Zur Möglichkeit solcher Ausnahmen vgl.: OVG NRW, Beschluss vom 17. September 1991 - 7 B 2249/91 - und Urteil vom 2. September 1993 - 10 A 608/89 -.
Ergänzend mag die Annahme einer Rücksichtslosigkeit hier auch dadurch jedenfalls verstärkt sein, dass angesichts der Zeitdauer der genehmigten Nutzung - werktags von 8.00 bis 20.00 Uhr - von Herbst bis Frühjahr damit zu rechnen ist, dass die Antragsteller etliche Stunden einer durchgehenden, über 50 m langen doppelten Lichtfront dicht neben ihrem Grundstück ausgesetzt sind. Die Baugenehmigung trifft keine Vorsorge davor, dass ggf. bei Notwendigkeit der Nutzung von Kunstlicht Abstrahlungen dieser ausserordentlich breiten Lichtquelle auf das Grundstück der Antragsteller beschränkt werden.
Dazu, dass auch Lichteinwirkungen ggf. einen Verstoß gegen das Rücksichtnahmegebot begründen können, vgl.: OVG NRW, Urteil vom 2. September 1993 - 10 A 684/89 -.

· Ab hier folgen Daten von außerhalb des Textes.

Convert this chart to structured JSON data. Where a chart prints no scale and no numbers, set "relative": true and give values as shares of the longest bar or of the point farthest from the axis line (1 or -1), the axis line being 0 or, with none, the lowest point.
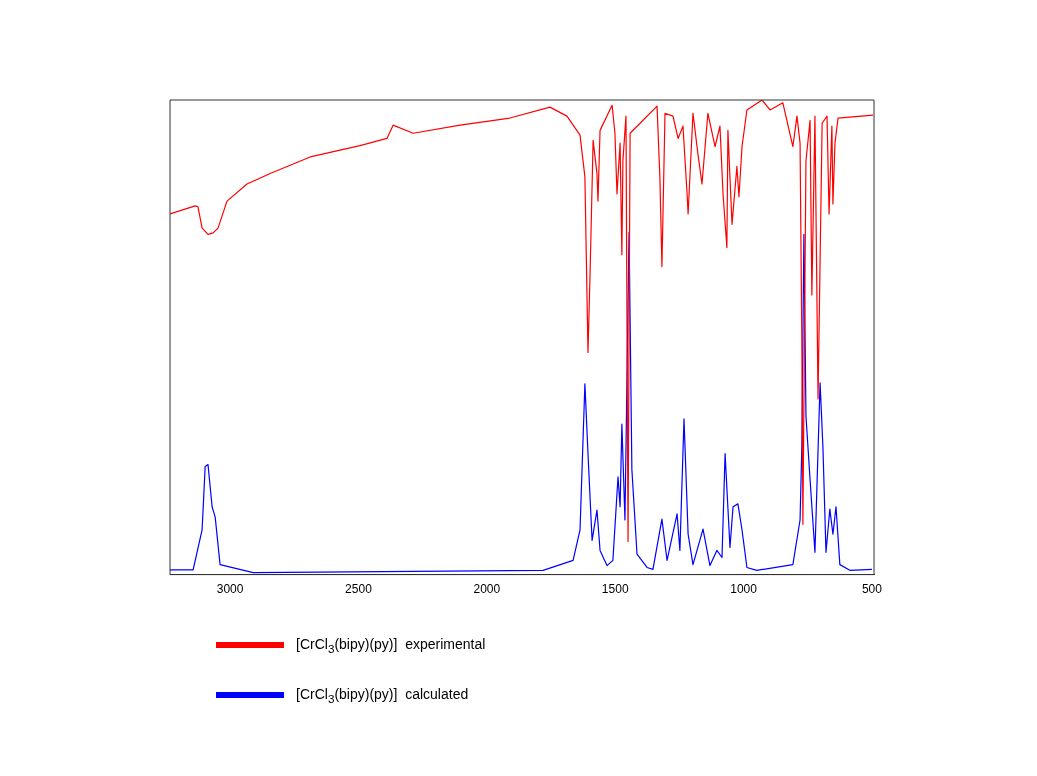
{
  "chart_data": {
    "type": "line",
    "relative": true,
    "xlim": [
      3234,
      492
    ],
    "xticks": [
      3000,
      2500,
      2000,
      1500,
      1000,
      500
    ],
    "legend": "bottom",
    "grid": false,
    "series": [
      {
        "name": "[CrCl$_{3}$(bipy)(py)]  experimental",
        "color": "#ff0000",
        "x": [
          3234,
          3136,
          3125,
          3109,
          3086,
          3066,
          3047,
          3012,
          2934,
          2844,
          2688,
          2494,
          2389,
          2365,
          2287,
          2104,
          1910,
          1754,
          1688,
          1637,
          1618,
          1606,
          1598,
          1586,
          1571,
          1567,
          1559,
          1512,
          1501,
          1493,
          1481,
          1474,
          1470,
          1458,
          1450,
          1442,
          1403,
          1337,
          1326,
          1318,
          1306,
          1275,
          1255,
          1236,
          1220,
          1216,
          1197,
          1178,
          1162,
          1139,
          1111,
          1092,
          1080,
          1065,
          1061,
          1045,
          1026,
          1018,
          1006,
          987,
          928,
          897,
          847,
          808,
          792,
          780,
          773,
          769,
          757,
          741,
          734,
          722,
          710,
          694,
          675,
          667,
          656,
          652,
          644,
          632,
          496
        ],
        "values": [
          0.76,
          0.777,
          0.775,
          0.73,
          0.717,
          0.72,
          0.73,
          0.787,
          0.823,
          0.845,
          0.88,
          0.904,
          0.919,
          0.947,
          0.93,
          0.947,
          0.962,
          0.985,
          0.966,
          0.926,
          0.838,
          0.468,
          0.632,
          0.915,
          0.845,
          0.787,
          0.936,
          0.989,
          0.93,
          0.802,
          0.909,
          0.674,
          0.872,
          0.966,
          0.07,
          0.93,
          0.951,
          0.987,
          0.838,
          0.649,
          0.972,
          0.966,
          0.919,
          0.945,
          0.802,
          0.76,
          0.972,
          0.887,
          0.823,
          0.972,
          0.902,
          0.945,
          0.802,
          0.689,
          0.936,
          0.738,
          0.86,
          0.796,
          0.902,
          0.979,
          1.0,
          0.979,
          0.994,
          0.902,
          0.966,
          0.909,
          0.489,
          0.106,
          0.872,
          0.957,
          0.589,
          0.966,
          0.37,
          0.951,
          0.966,
          0.76,
          0.945,
          0.781,
          0.909,
          0.962,
          0.968
        ]
      },
      {
        "name": "[CrCl$_{3}$(bipy)(py)]  calculated",
        "color": "#0000ff",
        "x": [
          3234,
          3144,
          3109,
          3097,
          3086,
          3070,
          3058,
          3039,
          2910,
          1781,
          1664,
          1637,
          1618,
          1606,
          1590,
          1571,
          1559,
          1532,
          1509,
          1489,
          1481,
          1474,
          1462,
          1446,
          1435,
          1415,
          1376,
          1353,
          1318,
          1298,
          1259,
          1248,
          1232,
          1216,
          1197,
          1158,
          1131,
          1104,
          1084,
          1072,
          1053,
          1041,
          1022,
          1006,
          987,
          948,
          808,
          780,
          773,
          765,
          757,
          741,
          722,
          702,
          691,
          679,
          664,
          652,
          640,
          625,
          586,
          500
        ],
        "values": [
          0.01,
          0.01,
          0.094,
          0.228,
          0.232,
          0.143,
          0.121,
          0.021,
          0.004,
          0.009,
          0.03,
          0.094,
          0.402,
          0.255,
          0.072,
          0.136,
          0.051,
          0.019,
          0.03,
          0.206,
          0.143,
          0.317,
          0.115,
          0.721,
          0.221,
          0.043,
          0.015,
          0.011,
          0.117,
          0.03,
          0.128,
          0.051,
          0.328,
          0.085,
          0.021,
          0.096,
          0.019,
          0.051,
          0.036,
          0.255,
          0.057,
          0.143,
          0.149,
          0.094,
          0.015,
          0.009,
          0.021,
          0.115,
          0.27,
          0.717,
          0.334,
          0.2,
          0.047,
          0.404,
          0.27,
          0.047,
          0.138,
          0.085,
          0.143,
          0.021,
          0.009,
          0.011
        ]
      }
    ]
  }
}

Wenn die vorgenannten, im Zulassungsverfahren nicht angesprochenen Aspekte auch nicht dazu führen, dass dem Zulassungsantrag stattzugeben ist, werden sie jedenfalls im Hauptsacheverfahren nicht zu vernachlässigen sein.
Die Kostenentscheidung beruht auf den §§ 154 Abs. 2, 159 Satz 2, 162 Abs. 3 VwGO, die Streitwertfestsetzung auf den §§ 20 Abs. 3, 13 Abs. 1 Satz 1 GKG.
Dieser Beschluss ist gem. § 152 Abs. 1 VwGO unanfechtbar.